Tim Burton's Big Fish is about storytelling, about one man who loves it and another who feels cheated by it. But it's hard to make a movie about storytelling when your own storytelling is so bad. There's another movie around at the moment about a son returning from Europe to be with his dying dad — Denys Arcand's Barbarian Invasions. Both films concern the stories we tell ourselves to give our lives meaning. But Arcand wants to dig into the flashbacks to get at the character. Tim Burton can't wait to brush aside the character to get at the flashbacks — the big Burtonian setpieces that evolve from Southern Gothic (spooky old houses in the swamps) to Brigadoon (magical villages where the streets are paved with grass) to Austin Powers (parachuting into a big Commie army show in South-east Asia). These scenes are beautifully rendered, lit in a heightened, stylised colour, and they give you some idea of what Forrest Gump might have looked like if it had any visual style.

But the storytelling is seriously lame.
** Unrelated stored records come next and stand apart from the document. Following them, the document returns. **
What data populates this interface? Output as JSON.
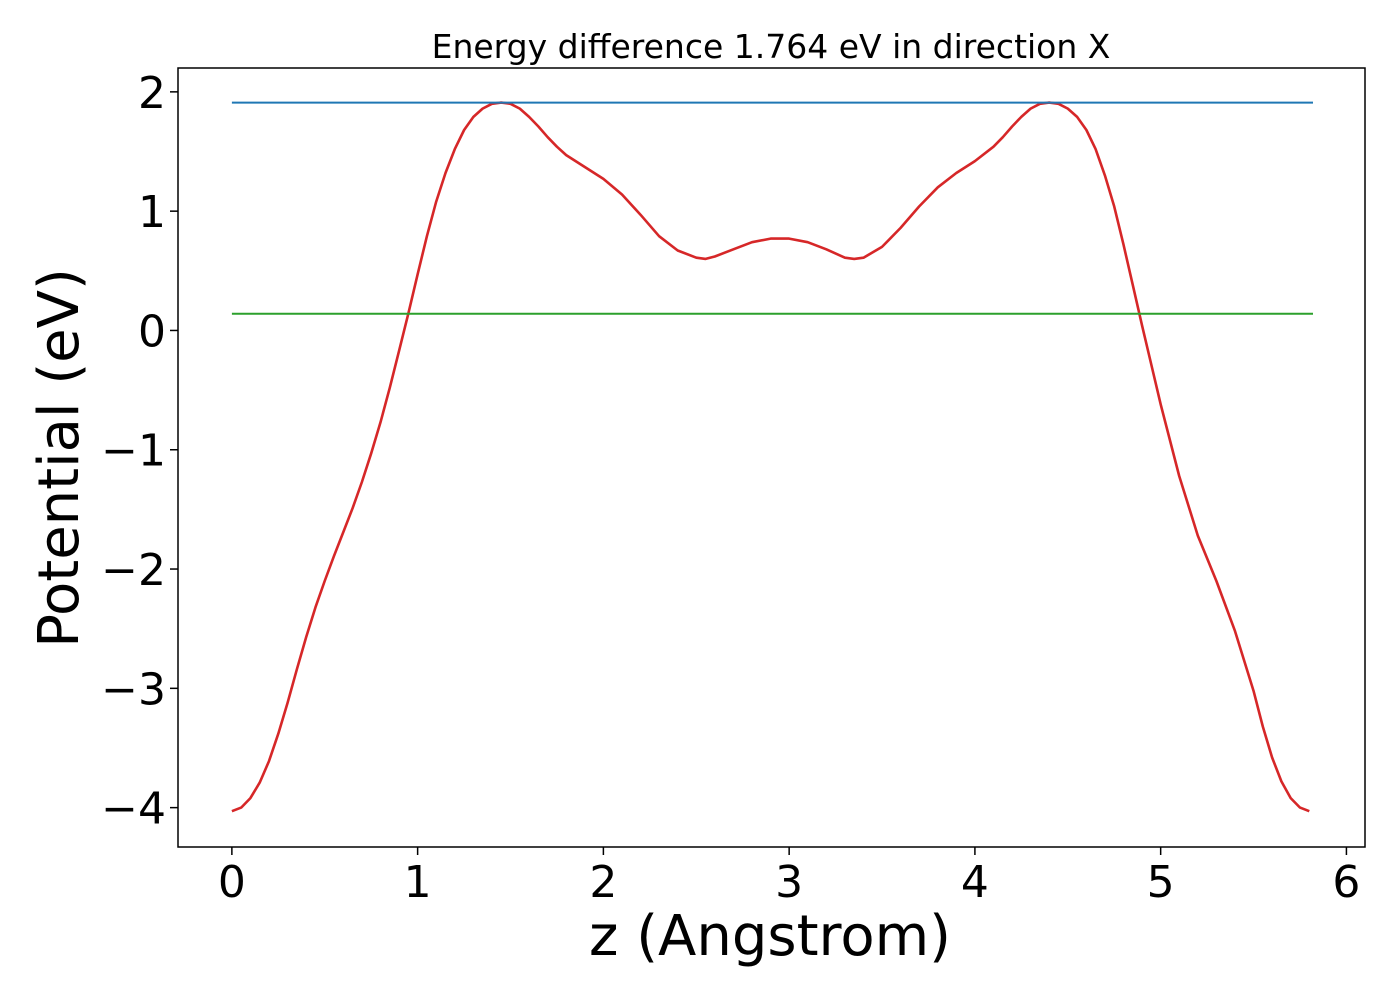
{
  "chart_data": {
    "type": "line",
    "title": "Energy difference 1.764 eV in direction X",
    "xlabel": "z (Angstrom)",
    "ylabel": "Potential (eV)",
    "xlim": [
      -0.29,
      6.1
    ],
    "ylim": [
      -4.33,
      2.2
    ],
    "xticks": [
      0,
      1,
      2,
      3,
      4,
      5,
      6
    ],
    "xtick_labels": [
      "0",
      "1",
      "2",
      "3",
      "4",
      "5",
      "6"
    ],
    "yticks": [
      -4,
      -3,
      -2,
      -1,
      0,
      1,
      2
    ],
    "ytick_labels": [
      "−4",
      "−3",
      "−2",
      "−1",
      "0",
      "1",
      "2"
    ],
    "grid": false,
    "legend": "none",
    "series": [
      {
        "color": "#d62728",
        "x": [
          0.0,
          0.05,
          0.1,
          0.15,
          0.2,
          0.25,
          0.3,
          0.35,
          0.4,
          0.45,
          0.5,
          0.55,
          0.6,
          0.65,
          0.7,
          0.75,
          0.8,
          0.85,
          0.9,
          0.95,
          1.0,
          1.05,
          1.1,
          1.15,
          1.2,
          1.25,
          1.3,
          1.35,
          1.4,
          1.45,
          1.5,
          1.55,
          1.6,
          1.65,
          1.7,
          1.75,
          1.8,
          1.9,
          2.0,
          2.1,
          2.2,
          2.3,
          2.4,
          2.5,
          2.55,
          2.6,
          2.7,
          2.8,
          2.9,
          3.0,
          3.1,
          3.2,
          3.3,
          3.35,
          3.4,
          3.5,
          3.6,
          3.7,
          3.8,
          3.9,
          4.0,
          4.1,
          4.15,
          4.2,
          4.25,
          4.3,
          4.35,
          4.4,
          4.45,
          4.5,
          4.55,
          4.6,
          4.65,
          4.7,
          4.75,
          4.8,
          4.85,
          4.9,
          4.95,
          5.0,
          5.1,
          5.2,
          5.3,
          5.4,
          5.5,
          5.55,
          5.6,
          5.65,
          5.7,
          5.75,
          5.8
        ],
        "y": [
          -4.03,
          -4.0,
          -3.92,
          -3.79,
          -3.61,
          -3.38,
          -3.12,
          -2.84,
          -2.57,
          -2.32,
          -2.1,
          -1.89,
          -1.69,
          -1.49,
          -1.27,
          -1.03,
          -0.77,
          -0.48,
          -0.17,
          0.14,
          0.47,
          0.79,
          1.08,
          1.32,
          1.52,
          1.68,
          1.79,
          1.86,
          1.9,
          1.91,
          1.9,
          1.86,
          1.79,
          1.71,
          1.62,
          1.54,
          1.47,
          1.37,
          1.27,
          1.14,
          0.97,
          0.79,
          0.67,
          0.61,
          0.6,
          0.62,
          0.68,
          0.74,
          0.77,
          0.77,
          0.74,
          0.68,
          0.61,
          0.6,
          0.61,
          0.7,
          0.86,
          1.04,
          1.2,
          1.32,
          1.42,
          1.54,
          1.62,
          1.71,
          1.79,
          1.86,
          1.9,
          1.91,
          1.9,
          1.86,
          1.79,
          1.68,
          1.52,
          1.3,
          1.04,
          0.72,
          0.38,
          0.04,
          -0.29,
          -0.62,
          -1.22,
          -1.72,
          -2.1,
          -2.52,
          -3.02,
          -3.32,
          -3.58,
          -3.78,
          -3.92,
          -4.0,
          -4.03
        ]
      },
      {
        "color": "#1f77b4",
        "x": [
          0.0,
          5.82
        ],
        "y": [
          1.91,
          1.91
        ]
      },
      {
        "color": "#2ca02c",
        "x": [
          0.0,
          5.82
        ],
        "y": [
          0.14,
          0.14
        ]
      }
    ]
  }
}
When he's a boy, Edward supposedly stares into a witch's glass eye and sees the manner of his death, and this knowledge liberates him from the faintheartedness with which most of us live our lives. That's a nice idea, but it goes nowhere. I don't know whether this is the fault of Burton, his screenwriter John August or the original novel, but take, for example, the first thing young Edward does when he sets out for adventure from his Alabammy town: he joins the circus. Is that really the best the supposedly boundless imagination of Tim Burton can do? Talk about over-tilled soil: the minute you see Danny Dc Vito as the Ringmaster, surrounded by dwarves, giants, wolfmen, etc., it feels stale, as if Burton's watched Todd Browning's Freaks one too many times.

That suspicion is compounded when Edward's stint in the army is merely a pretext for introducing some hot-looking Siamese twins — actually, Korean twins, cabaret singers with their own heads, arms and breasts, but sharing one pair of long, long legs. For a film about one man's imagination, it has a surprising lack thereof. The only way it can illustrate Edward's imagination is through the crudest visual signposting — here's a giant, here's some conjoined twins. There's a cheapness to the shorthand: the characters don't feel integrated into the story, just dropped in as gimmicks.

In fairness, this is also true of those characters who aren't carny folk. Ewan McGregor falls in love with a stranger he espies from afar and simply announces it to her. Alison Lohman is certainly lovely, but this short cut conveniently absolves Burton of the need to show their love. Just as fish stories tend to be a male activity, so this Big Fish story has little use for women. As Edward ages, the missus role gets taken over by Jessica Lange, who — except for one memorable image — has nothing to do except reaction shots. Same for the French daughter-in-law. And by the time Helena Bonham-Carter shows up you realise that, for all the talk of Edward's 'womanising', the movie is weirdly sexless. As for Will, Billy Crudup plays him as a mope and Burton doesn't care enough about his scenes to connect them up to the gimmicky flashbacks. The result is a story in which nothing is at stake and no one is real enough to be worth taking an interest in. In other words, it's as total a failure of storytelling as one could, so to speak, imagine. In a fish story, it's supposed to be the fish that gets away, not the story. But Burton takes an intriguing premise, gets Finney and McGregor to give it a swaggering confident pitch, and then turns it into a leaden bore. Big Fish has a hook, a line, but it's a sinker.